Her from-the-inside-out approach to achieving the signature glow we’ve all grown to associate with the wife and mother of three is one that hasn’t come without its challenges. With her busy schedule and list of projects, Washington admits that if there was one thing she’d make more time for, it would be her beauty rest.
"Those are the areas that I find I struggle with more, stress and a lack of sleep,” she says. “So it's really important for me to keep challenging myself to take better care of myself.”
For Washington, self-care looks like taking time to journal her thoughts, attending therapy, meditating, and spending time with people — and pets — that bring her joy and restore her sense of peace after a stressful day.
"That sense of community of being able to be with people who I love and who love me unconditionally, I find that that can sometimes be the greatest stress reliever, and pets," she shares. "I started therapy in college, so decades ago. And it's been a really, really important tool," she explains. "When I engage in behavior that is loving, it can help me feel more loved and lovable."

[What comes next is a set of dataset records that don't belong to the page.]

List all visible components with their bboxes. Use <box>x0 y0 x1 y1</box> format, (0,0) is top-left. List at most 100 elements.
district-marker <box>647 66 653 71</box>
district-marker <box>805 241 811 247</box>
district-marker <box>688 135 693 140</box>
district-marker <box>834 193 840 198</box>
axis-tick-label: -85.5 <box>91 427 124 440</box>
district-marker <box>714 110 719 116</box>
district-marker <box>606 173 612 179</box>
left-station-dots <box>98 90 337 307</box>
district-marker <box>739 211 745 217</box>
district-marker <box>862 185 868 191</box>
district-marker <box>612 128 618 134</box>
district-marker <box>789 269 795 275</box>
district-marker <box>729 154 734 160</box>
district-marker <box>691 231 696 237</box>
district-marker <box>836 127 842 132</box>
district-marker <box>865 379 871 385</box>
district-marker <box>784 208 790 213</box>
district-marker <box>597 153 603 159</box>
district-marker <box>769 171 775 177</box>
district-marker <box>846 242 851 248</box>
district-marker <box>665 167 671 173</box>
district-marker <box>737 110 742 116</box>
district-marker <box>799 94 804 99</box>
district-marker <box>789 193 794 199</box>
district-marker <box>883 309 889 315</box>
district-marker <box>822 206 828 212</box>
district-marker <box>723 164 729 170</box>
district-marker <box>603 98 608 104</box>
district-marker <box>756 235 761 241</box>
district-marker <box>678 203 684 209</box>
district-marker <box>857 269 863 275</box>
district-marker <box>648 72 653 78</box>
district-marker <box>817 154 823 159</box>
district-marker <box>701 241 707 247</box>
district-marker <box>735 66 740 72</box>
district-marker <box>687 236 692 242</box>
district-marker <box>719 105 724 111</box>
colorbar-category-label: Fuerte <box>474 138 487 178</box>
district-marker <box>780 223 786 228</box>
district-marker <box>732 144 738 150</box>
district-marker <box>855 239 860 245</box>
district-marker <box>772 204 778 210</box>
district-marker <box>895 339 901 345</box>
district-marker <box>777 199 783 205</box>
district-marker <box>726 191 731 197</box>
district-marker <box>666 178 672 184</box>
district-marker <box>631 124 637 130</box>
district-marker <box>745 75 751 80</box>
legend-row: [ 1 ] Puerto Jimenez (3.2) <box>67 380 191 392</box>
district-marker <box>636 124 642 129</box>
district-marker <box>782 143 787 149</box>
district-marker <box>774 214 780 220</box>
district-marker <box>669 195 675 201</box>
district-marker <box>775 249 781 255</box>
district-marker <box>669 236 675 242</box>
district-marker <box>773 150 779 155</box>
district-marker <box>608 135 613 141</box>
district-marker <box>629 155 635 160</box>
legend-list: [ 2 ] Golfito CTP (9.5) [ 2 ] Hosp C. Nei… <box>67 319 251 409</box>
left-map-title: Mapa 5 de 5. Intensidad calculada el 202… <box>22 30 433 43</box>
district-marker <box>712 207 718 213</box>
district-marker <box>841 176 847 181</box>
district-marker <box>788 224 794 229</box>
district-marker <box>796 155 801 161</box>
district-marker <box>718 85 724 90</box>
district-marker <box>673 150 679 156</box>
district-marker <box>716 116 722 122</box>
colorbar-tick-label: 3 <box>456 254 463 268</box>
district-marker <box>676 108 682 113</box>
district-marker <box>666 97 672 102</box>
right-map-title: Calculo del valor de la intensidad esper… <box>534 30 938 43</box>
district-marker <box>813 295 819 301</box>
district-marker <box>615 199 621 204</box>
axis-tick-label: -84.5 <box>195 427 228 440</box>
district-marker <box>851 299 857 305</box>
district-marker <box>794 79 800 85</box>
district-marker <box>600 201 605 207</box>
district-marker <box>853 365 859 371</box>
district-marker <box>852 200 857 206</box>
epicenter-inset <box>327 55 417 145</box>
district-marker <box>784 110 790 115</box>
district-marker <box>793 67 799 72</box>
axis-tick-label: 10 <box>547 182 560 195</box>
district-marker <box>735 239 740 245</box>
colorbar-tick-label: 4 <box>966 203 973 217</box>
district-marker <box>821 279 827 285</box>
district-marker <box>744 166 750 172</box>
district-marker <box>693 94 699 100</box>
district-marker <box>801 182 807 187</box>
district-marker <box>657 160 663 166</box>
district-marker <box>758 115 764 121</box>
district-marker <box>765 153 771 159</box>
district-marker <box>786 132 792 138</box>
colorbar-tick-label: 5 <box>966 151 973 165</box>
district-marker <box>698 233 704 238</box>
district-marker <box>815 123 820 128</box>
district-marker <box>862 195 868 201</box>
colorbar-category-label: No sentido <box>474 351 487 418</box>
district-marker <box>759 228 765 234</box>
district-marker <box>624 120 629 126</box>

While these loving behaviors may vary from day to day, Washington says that sprinkling in acts of “love and kindness” has been the key to feeling her best self, all over.
"Sometimes that means pulling myself up, washing my face, putting on sunscreen, and going out the door. And sometimes that's like cocooning in my bubble bath and taking it easy," she says. "Treating myself with love and kindness, especially my skin, my most important organ. That can be a pathway to feeling better."